Ellison joined House Budget Ranking Member Rep. Chris Van Hollen (D-Md.), Rep. James Clyburn (D-S.C.), Rep. Barbara Lee (D-Calif.) and Rep. Xavier Becerra (D-Calif.) at a press conference on Tuesday to criticize the Republican budget proposal as a “pathway to poverty.”
The Democrats said a budget should be a “statement of values and priorities.” When CNSNews.com asked Van Hollen, whose budget proposal would not balance until 2040, whether balancing the budget is a priority for Democrats he said, “Our highest priority is putting people back to work.”
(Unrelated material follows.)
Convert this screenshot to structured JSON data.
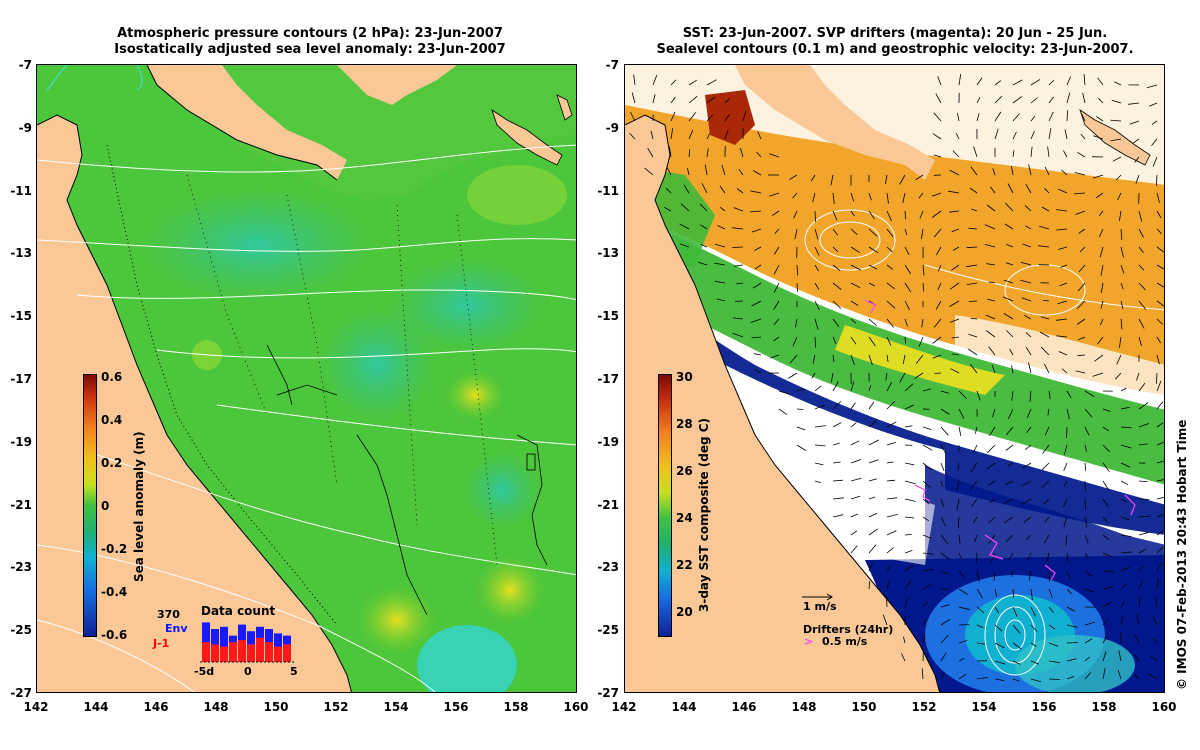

“What we do is we focus right away on putting people back to work, rather than what the Republican budget does, which is put a brake on the growing economy,” Van Hollen said. “There will be 750,000 fewer jobs in this country at the end of this calendar year, according to the Congressional Budget Office, if you adopt the Republican approach.”
“We want to get at that in terms of balance; we say let’s get our deficits down in a steady and predictable way, in a balanced way, which we do,” he said.
While the Democrats agreed that reducing the debt and deficit are a priority, their plan asks for additional stimulus spending.
House Budget Committee Chairman Paul Ryan’s (R-Wis.) proposal purports to balance the federal budget in 10 years, by cutting spending by $4.6 trillion. His budget also assumes the repeal of the Affordable Care Act, which Democrats said Tuesday is unlikely to happen.
“The Ryan budget doesn’t come to balance in 10 years, unless you can tell me there are votes in this Congress to repeal the Affordable Care Act,” said Rep. Becerra. “In fact, if the Ryan budget doesn’t succeed in getting Congress to repeal the Affordable Care Act, it is completely out of alignment.”